La mayor parte de la tripulación vaciló entre seguir desalojando el agua y acudir en socorro de aquellos desgraciados; y no sé qué habría sido de ellos, si la gente de un navío inglés no hubiera acudido en nuestro auxilio. Estos no sólo transportaron los heridos a la tercera y a la segunda batería, sino que también pusieron mano a las bombas, mientras sus carpinteros trataban de reparar algunas de las averías del casco.
Rendido de cansancio, y juzgando que Don Alonso podía necesitar de mí, fui a la cámara. Entonces vi a algunos ingleses ocupados en poner el pabellón británico en la popa del
Santísima Trinidad
. Como cuento con que el lector benévolo me ha de perdonar que apunte aquí mis impresiones, diré que aquello me hizo pensar un poco. Siempre se me habían representado los ingleses como verdaderos piratas o salteadores de los mares, gentezuela aventurera que no constituía nación y que vivía del merodeo. Cuando vi el orgullo con que enarbolaron su pabellón, saludándole con vivas aclamaciones; cuando advertí el gozo y la satisfacción que les causaba haber apresado el más grande y glorioso barco que hasta entonces surcó los mares, pensé que también ellos tendrían su patria querida, que ésta les habría confiado la defensa de su honor; me pareció que en aquella tierra, para mí misteriosa, que se llamaba Inglaterra, habían de existir, como en España, muchas gentes honradas, un rey paternal, y las madres, las hijas, las esposas, las hermanas de tan valientes marinos, los cuales, esperando con ansiedad su vuelta, rogarían a Dios que les concediera la victoria.

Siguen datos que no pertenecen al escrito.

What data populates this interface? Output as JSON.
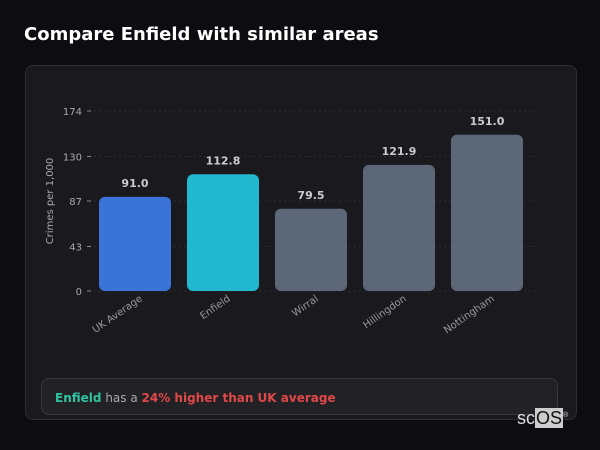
{
  "title": "Compare Enfield with similar areas",
  "chart_data": {
    "type": "bar",
    "ylabel": "Crimes per 1,000",
    "yticks": [
      0,
      43,
      87,
      130,
      174
    ],
    "ylim": [
      0,
      174
    ],
    "grid": true,
    "categories": [
      "UK Average",
      "Enfield",
      "Wirral",
      "Hillingdon",
      "Nottingham"
    ],
    "values": [
      91.0,
      112.8,
      79.5,
      121.9,
      151.0
    ],
    "value_labels": [
      "91.0",
      "112.8",
      "79.5",
      "121.9",
      "151.0"
    ],
    "colors": [
      "#3a74d9",
      "#22b8cf",
      "#5c6778",
      "#5c6778",
      "#5c6778"
    ]
  },
  "info": {
    "area": "Enfield",
    "mid": "has a",
    "comparison": "24% higher than UK average"
  },
  "logo": "scOS"
}
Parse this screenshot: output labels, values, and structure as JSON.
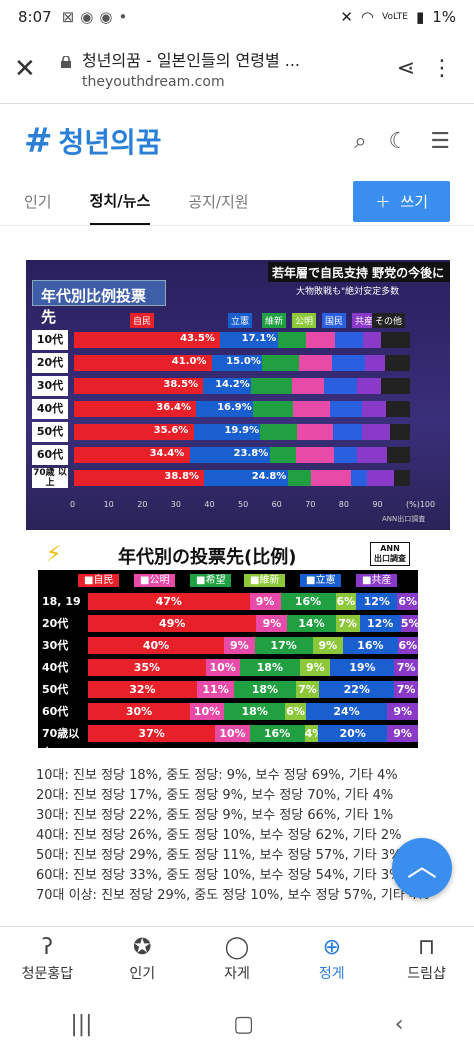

En la cámara encontré a mi señor más tranquilo. Los oficiales ingleses que habían entrado allí trataban a los nuestros con delicada cortesía, y según entendí, querían trasbordar los heridos a algún barco enemigo. Uno de aquellos oficiales se acercó a mi amo como queriendo reconocerle, y le saludó en español medianamente correcto, recordándole una amistad antigua. Contestó D. Alonso a sus finuras con gravedad, y después quiso enterarse por él de los pormenores del combate.
«¿Pero qué ha sido de la reserva? ¿Qué ha hecho Gravina? —preguntó mi amo.
—Gravina se ha retirado con algunos navíos —contestó el inglés.
—De la vanguardia sólo han venido a auxiliarnos el
Rayo
y el
Neptuno
.
—Los cuatro franceses,
Duguay-Trouin
,
Mont-Blanc
,
Scipion
y
Formidable
, son los únicos que no han entrado en acción.